The Vatican’s Congregation for the Doctrine of the Faith issued a “doctrinal assessment” saying the Holy See was compelled to intervene with the leadership conference to correct “serious doctrinal problems.”
The nuns group said in a statement on its Web site: “The presidency of the Leadership Conference of Women Religious was stunned by the conclusions of the doctrinal assessment.”
It added the group may give a lengthier response at a later date.
The conference, whose headquarters is in Silver Spring, said its members represented 80 percent of the country’s 57,000 Catholic nuns.

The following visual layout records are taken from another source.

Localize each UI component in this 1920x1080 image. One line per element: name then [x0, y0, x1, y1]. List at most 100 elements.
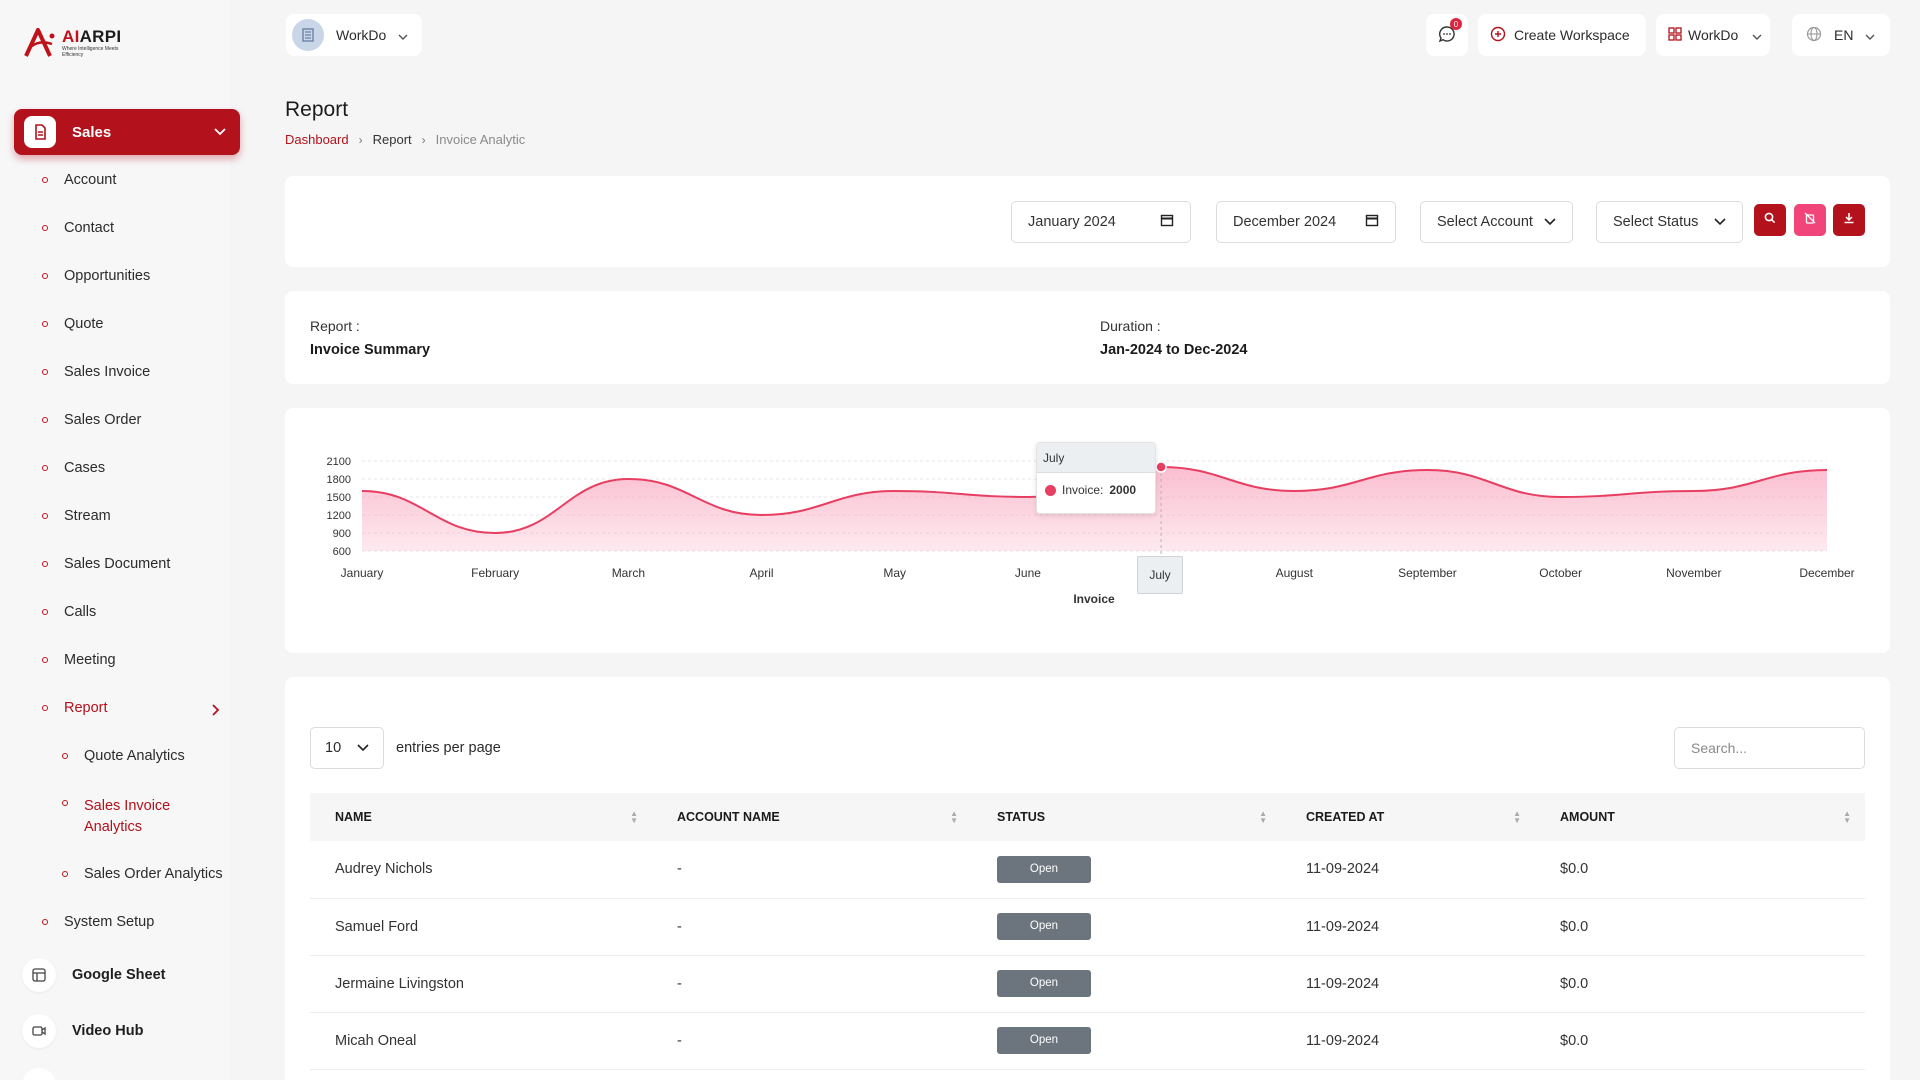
x-tick-label: September	[1398, 566, 1457, 580]
brand-logo[interactable]: AIARPI Where Intelligence Meets Efficien…	[22, 26, 121, 60]
end-month-input[interactable]: December 2024	[1216, 201, 1396, 243]
sidebar-item-google-sheet[interactable]: Google Sheet	[22, 958, 165, 992]
sidebar-item-sales-order[interactable]: Sales Order	[42, 412, 141, 428]
sidebar-item-partial[interactable]	[22, 1068, 56, 1080]
sidebar-item-report[interactable]: Report	[42, 700, 108, 716]
y-tick-label: 600	[333, 546, 351, 558]
sidebar-item-label: Stream	[64, 508, 111, 524]
duration-label: Duration :	[1100, 318, 1161, 334]
cell-status: Open	[972, 1012, 1281, 1070]
bullet-icon	[42, 465, 48, 471]
sidebar-item-label: System Setup	[64, 914, 155, 930]
reset-button[interactable]	[1794, 204, 1826, 236]
column-header-account-name[interactable]: ACCOUNT NAME ▲ ▼	[677, 809, 958, 825]
cell-created: 11-09-2024	[1281, 1012, 1535, 1070]
sidebar-item-meeting[interactable]: Meeting	[42, 652, 116, 668]
calendar-icon[interactable]	[1160, 213, 1174, 231]
sidebar-item-label: Google Sheet	[72, 967, 166, 983]
y-tick-label: 2100	[327, 456, 351, 468]
chevron-down-icon	[357, 740, 369, 756]
sidebar: AIARPI Where Intelligence Meets Efficien…	[0, 0, 240, 1080]
series-dot-icon	[1045, 484, 1056, 496]
sidebar-item-label: Opportunities	[64, 268, 151, 284]
page-title: Report	[285, 98, 349, 121]
workspace-name: WorkDo	[336, 27, 387, 43]
search-icon	[1764, 211, 1776, 229]
calendar-icon[interactable]	[1365, 213, 1379, 231]
table-icon	[22, 958, 56, 992]
sidebar-item-quote[interactable]: Quote	[42, 316, 104, 332]
sidebar-item-label: Quote Analytics	[84, 748, 185, 764]
chevron-down-icon	[1714, 214, 1726, 230]
chevron-right-icon: ›	[358, 132, 363, 147]
sidebar-item-label: Quote	[64, 316, 104, 332]
entries-select[interactable]: 10	[310, 727, 384, 769]
column-header-name[interactable]: NAME ▲ ▼	[335, 809, 638, 825]
sidebar-item-account[interactable]: Account	[42, 172, 116, 188]
column-header-created-at[interactable]: CREATED AT ▲ ▼	[1306, 809, 1521, 825]
sidebar-item-label: Sales Order	[64, 412, 142, 428]
start-month-input[interactable]: January 2024	[1011, 201, 1191, 243]
x-tick-label: August	[1276, 566, 1314, 580]
sidebar-item-label: Sales Document	[64, 556, 171, 572]
tooltip-series: Invoice:	[1062, 483, 1104, 497]
sidebar-item-calls[interactable]: Calls	[42, 604, 96, 620]
sort-icon[interactable]: ▲ ▼	[1513, 809, 1521, 825]
language-selector[interactable]: EN	[1792, 14, 1890, 56]
breadcrumb-current: Invoice Analytic	[435, 132, 526, 147]
breadcrumb-dashboard[interactable]: Dashboard	[285, 132, 349, 147]
bullet-icon	[42, 705, 48, 711]
tooltip-value: 2000	[1109, 483, 1137, 497]
cell-name: Samuel Ford	[310, 898, 652, 956]
bullet-icon	[42, 225, 48, 231]
search-placeholder: Search...	[1691, 740, 1748, 756]
sidebar-item-cases[interactable]: Cases	[42, 460, 105, 476]
cell-created: 11-09-2024	[1281, 898, 1535, 956]
sidebar-item-sales-document[interactable]: Sales Document	[42, 556, 170, 572]
bullet-icon	[62, 753, 68, 759]
sidebar-item-label: Cases	[64, 460, 106, 476]
sidebar-item-contact[interactable]: Contact	[42, 220, 114, 236]
sidebar-item-label: Meeting	[64, 652, 116, 668]
download-button[interactable]	[1833, 204, 1865, 236]
breadcrumb: Dashboard › Report › Invoice Analytic	[285, 132, 525, 147]
cell-amount: $0.0	[1535, 955, 1865, 1013]
filter-card: January 2024 December 2024 Select Accoun…	[285, 176, 1890, 267]
sidebar-item-sales-order-analytics[interactable]: Sales Order Analytics	[62, 866, 223, 882]
start-month-value: January 2024	[1028, 214, 1116, 230]
table-row: Micah Oneal - Open 11-09-2024 $0.0	[310, 1012, 1865, 1070]
status-select[interactable]: Select Status	[1596, 201, 1743, 243]
plus-circle-icon	[1490, 26, 1506, 45]
duration-value: Jan-2024 to Dec-2024	[1100, 342, 1248, 358]
workspace-menu[interactable]: WorkDo	[1656, 14, 1770, 56]
chevron-down-icon	[398, 27, 408, 43]
sort-icon[interactable]: ▲ ▼	[950, 809, 958, 825]
sidebar-item-video-hub[interactable]: Video Hub	[22, 1014, 143, 1048]
workspace-switcher[interactable]: WorkDo	[286, 14, 422, 56]
cell-created: 11-09-2024	[1281, 841, 1535, 899]
sort-icon[interactable]: ▲ ▼	[1843, 809, 1851, 825]
account-select[interactable]: Select Account	[1420, 201, 1573, 243]
chevron-down-icon	[1544, 214, 1556, 230]
sidebar-item-system-setup[interactable]: System Setup	[42, 914, 154, 930]
breadcrumb-report[interactable]: Report	[372, 132, 412, 147]
table-row: Audrey Nichols - Open 11-09-2024 $0.0	[310, 841, 1865, 899]
search-button[interactable]	[1754, 204, 1786, 236]
x-tick-label: March	[612, 566, 645, 580]
highlight-point	[1155, 461, 1167, 473]
sort-icon[interactable]: ▲ ▼	[630, 809, 638, 825]
sidebar-item-sales-invoice[interactable]: Sales Invoice	[42, 364, 150, 380]
sidebar-item-quote-analytics[interactable]: Quote Analytics	[62, 748, 185, 764]
sidebar-item-sales-invoice-analytics[interactable]: Sales Invoice Analytics	[62, 796, 174, 838]
column-header-amount[interactable]: AMOUNT ▲ ▼	[1560, 809, 1851, 825]
create-workspace-button[interactable]: Create Workspace	[1478, 14, 1646, 56]
messages-button[interactable]: 0	[1426, 14, 1468, 56]
sidebar-sales-menu[interactable]: Sales	[14, 109, 240, 155]
sidebar-item-stream[interactable]: Stream	[42, 508, 111, 524]
x-tick-label: April	[750, 566, 774, 580]
logo-mark-icon	[22, 26, 58, 60]
table-search-input[interactable]: Search...	[1674, 727, 1865, 769]
sort-icon[interactable]: ▲ ▼	[1259, 809, 1267, 825]
column-header-status[interactable]: STATUS ▲ ▼	[997, 809, 1267, 825]
sidebar-item-opportunities[interactable]: Opportunities	[42, 268, 150, 284]
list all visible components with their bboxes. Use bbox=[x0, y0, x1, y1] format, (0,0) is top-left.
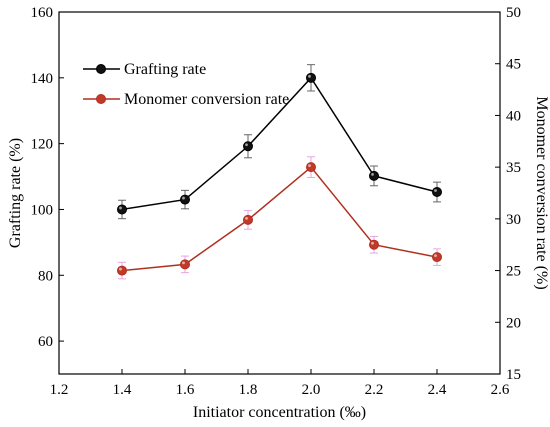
legend: Grafting rate Monomer conversion rate bbox=[83, 61, 289, 108]
left-y-tick-label: 120 bbox=[31, 137, 54, 153]
right-y-tick-label: 25 bbox=[506, 264, 521, 280]
series-monomer-conversion-rate bbox=[117, 156, 442, 280]
x-tick-label: 1.2 bbox=[50, 382, 69, 398]
left-y-tick-label: 100 bbox=[31, 202, 54, 218]
data-point bbox=[117, 204, 127, 215]
data-point bbox=[306, 72, 316, 83]
x-tick-label: 2.2 bbox=[365, 382, 384, 398]
x-tick-label: 2.4 bbox=[428, 382, 447, 398]
right-y-tick-label: 35 bbox=[506, 160, 521, 176]
data-point bbox=[369, 239, 379, 250]
left-y-tick-label: 80 bbox=[38, 268, 53, 284]
left-y-tick-label: 160 bbox=[31, 5, 54, 21]
right-y-axis-title: Monomer conversion rate (%) bbox=[533, 96, 550, 289]
right-y-tick-label: 40 bbox=[506, 108, 521, 124]
data-point bbox=[117, 265, 127, 276]
left-y-tick-label: 60 bbox=[38, 334, 53, 350]
x-tick-label: 2.6 bbox=[491, 382, 510, 398]
left-y-axis-title: Grafting rate (%) bbox=[7, 138, 24, 248]
x-tick-label: 1.4 bbox=[113, 382, 132, 398]
legend-label-monomer-conversion-rate: Monomer conversion rate bbox=[124, 91, 289, 108]
data-point bbox=[432, 252, 442, 263]
x-tick-label: 1.8 bbox=[239, 382, 258, 398]
data-point bbox=[180, 194, 190, 205]
series-line-grafting-rate bbox=[121, 76, 438, 211]
data-point bbox=[180, 259, 190, 270]
data-point bbox=[369, 170, 379, 181]
series-line-monomer-conversion-rate bbox=[121, 166, 438, 272]
data-point bbox=[306, 162, 316, 173]
data-point bbox=[243, 141, 253, 152]
x-tick-label: 2.0 bbox=[302, 382, 321, 398]
plot-frame bbox=[58, 11, 501, 375]
right-y-tick-label: 30 bbox=[506, 212, 521, 228]
right-y-tick-label: 45 bbox=[506, 57, 521, 73]
x-tick-label: 1.6 bbox=[176, 382, 195, 398]
data-point bbox=[432, 187, 442, 198]
right-y-tick-label: 15 bbox=[506, 367, 521, 383]
legend-label-grafting-rate: Grafting rate bbox=[124, 61, 206, 78]
right-y-tick-label: 50 bbox=[506, 5, 521, 21]
legend-marker-monomer-conversion-rate bbox=[96, 94, 106, 104]
x-axis-title: Initiator concentration (‰) bbox=[193, 404, 366, 421]
left-y-tick-label: 140 bbox=[31, 71, 54, 87]
series-grafting-rate bbox=[117, 64, 442, 220]
data-point bbox=[243, 214, 253, 225]
legend-marker-grafting-rate bbox=[96, 64, 106, 74]
right-y-tick-label: 20 bbox=[506, 315, 521, 331]
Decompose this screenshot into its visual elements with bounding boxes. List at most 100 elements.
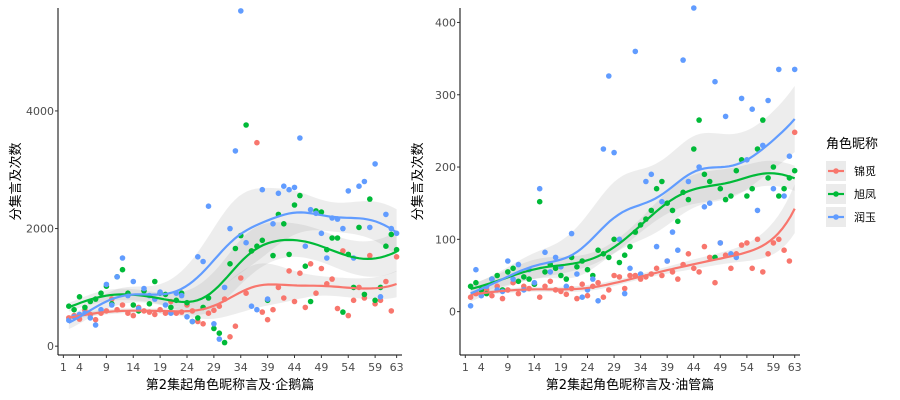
- data-point-锦觅: [627, 272, 633, 279]
- data-point-锦觅: [297, 270, 303, 277]
- confidence-band-0: [68, 263, 397, 321]
- data-point-旭凤: [356, 224, 362, 231]
- smooth-line-锦觅: [470, 208, 796, 296]
- x-tick-label: 63: [788, 361, 802, 374]
- x-tick-label: 29: [207, 361, 221, 374]
- data-point-润玉: [270, 221, 276, 227]
- data-point-旭凤: [286, 251, 292, 258]
- data-point-旭凤: [685, 196, 692, 203]
- data-point-润玉: [87, 315, 94, 321]
- data-point-锦觅: [563, 291, 570, 298]
- data-point-润玉: [227, 225, 233, 232]
- legend-title: 角色昵称: [826, 136, 878, 152]
- data-point-润玉: [600, 146, 607, 152]
- data-point-润玉: [297, 135, 303, 141]
- data-point-润玉: [685, 178, 692, 185]
- data-point-润玉: [275, 190, 282, 197]
- data-point-旭凤: [307, 298, 314, 305]
- data-point-润玉: [367, 224, 373, 231]
- data-point-旭凤: [291, 202, 298, 208]
- data-point-润玉: [103, 281, 110, 288]
- data-point-润玉: [291, 184, 298, 191]
- x-tick-label: 9: [504, 361, 511, 374]
- data-point-润玉: [653, 243, 660, 250]
- data-point-润玉: [195, 253, 201, 260]
- data-point-润玉: [109, 302, 115, 308]
- data-point-旭凤: [329, 235, 335, 241]
- data-point-锦觅: [307, 261, 314, 267]
- data-point-润玉: [579, 294, 585, 301]
- data-point-旭凤: [243, 122, 249, 128]
- data-point-旭凤: [281, 221, 287, 227]
- data-point-润玉: [510, 276, 516, 282]
- data-point-润玉: [467, 303, 474, 309]
- data-point-润玉: [221, 284, 228, 291]
- data-point-锦觅: [286, 268, 292, 274]
- data-point-润玉: [92, 322, 99, 328]
- data-point-旭凤: [770, 164, 777, 170]
- data-point-润玉: [547, 269, 554, 275]
- data-point-锦觅: [653, 265, 660, 272]
- data-point-锦觅: [499, 295, 506, 302]
- data-point-润玉: [307, 206, 314, 213]
- data-point-锦觅: [205, 310, 212, 317]
- data-point-锦觅: [275, 284, 282, 291]
- data-point-润玉: [356, 183, 362, 189]
- data-point-锦觅: [621, 285, 628, 292]
- data-point-润玉: [162, 302, 169, 308]
- data-point-润玉: [178, 292, 185, 299]
- confidence-band-1: [68, 222, 397, 315]
- x-tick-label: 39: [261, 361, 275, 374]
- data-point-润玉: [216, 336, 223, 342]
- data-point-锦觅: [547, 278, 554, 285]
- data-point-旭凤: [270, 252, 276, 259]
- data-point-旭凤: [563, 276, 570, 282]
- data-point-润玉: [536, 185, 543, 192]
- data-point-旭凤: [119, 266, 126, 273]
- data-point-旭凤: [675, 218, 681, 225]
- x-tick-label: 34: [634, 361, 648, 374]
- y-tick-label: 0: [449, 306, 456, 319]
- data-point-润玉: [184, 314, 190, 320]
- data-point-润玉: [765, 97, 771, 104]
- data-point-旭凤: [221, 339, 228, 346]
- data-point-锦觅: [243, 290, 249, 297]
- data-point-旭凤: [706, 178, 713, 185]
- x-tick-label: 4: [76, 361, 83, 374]
- data-point-锦觅: [232, 323, 239, 330]
- data-point-润玉: [372, 161, 378, 167]
- data-point-旭凤: [505, 269, 511, 275]
- data-point-锦觅: [340, 248, 346, 254]
- y-tick-label: 2000: [26, 223, 54, 236]
- data-point-润玉: [489, 276, 495, 282]
- legend-key-point: [833, 191, 839, 197]
- data-point-锦觅: [383, 278, 389, 285]
- data-point-旭凤: [542, 269, 548, 275]
- data-point-润玉: [606, 73, 612, 79]
- data-point-旭凤: [669, 207, 676, 214]
- data-point-旭凤: [691, 146, 697, 152]
- data-point-润玉: [648, 171, 655, 178]
- y-tick-label: 0: [47, 340, 54, 353]
- legend-label: 锦觅: [854, 164, 876, 178]
- data-point-锦觅: [791, 129, 798, 136]
- data-point-旭凤: [473, 279, 479, 286]
- data-point-旭凤: [781, 185, 787, 192]
- data-point-锦觅: [659, 272, 665, 279]
- data-point-锦觅: [119, 302, 126, 308]
- data-point-润玉: [712, 78, 718, 85]
- data-point-润玉: [98, 306, 104, 313]
- data-point-锦觅: [701, 243, 708, 250]
- data-point-锦觅: [595, 279, 601, 286]
- data-point-锦觅: [584, 292, 591, 299]
- data-point-润玉: [377, 294, 384, 300]
- x-tick-label: 19: [554, 361, 568, 374]
- data-point-锦觅: [238, 275, 244, 281]
- data-point-锦觅: [302, 304, 309, 311]
- data-point-旭凤: [717, 185, 724, 192]
- x-tick-label: 59: [368, 361, 382, 374]
- data-point-润玉: [595, 298, 601, 304]
- data-point-锦觅: [130, 312, 137, 319]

Academics who study the church said the Vatican’s move was predictable given Pope Benedict XVI’s conservative views and efforts by Rome to quell internal dissent and curtail autonomy within its ranks.
“This is more an expression of the church feeling under siege by trends it cannot control within the church, much less within the broader society,” University of Notre Dame historian Scott Appleby said.
Those trends include a steady drumbeat of calls to ordain women as priests. The pope has repeated his predecessors’ teaching that such a move is not possible.
The Vatican named Seattle Archbishop Peter Sartain and two other U.S. bishops to undertake the reforms of the conference’s statutes, programs and its application of liturgical texts, a process it said could take up to five years.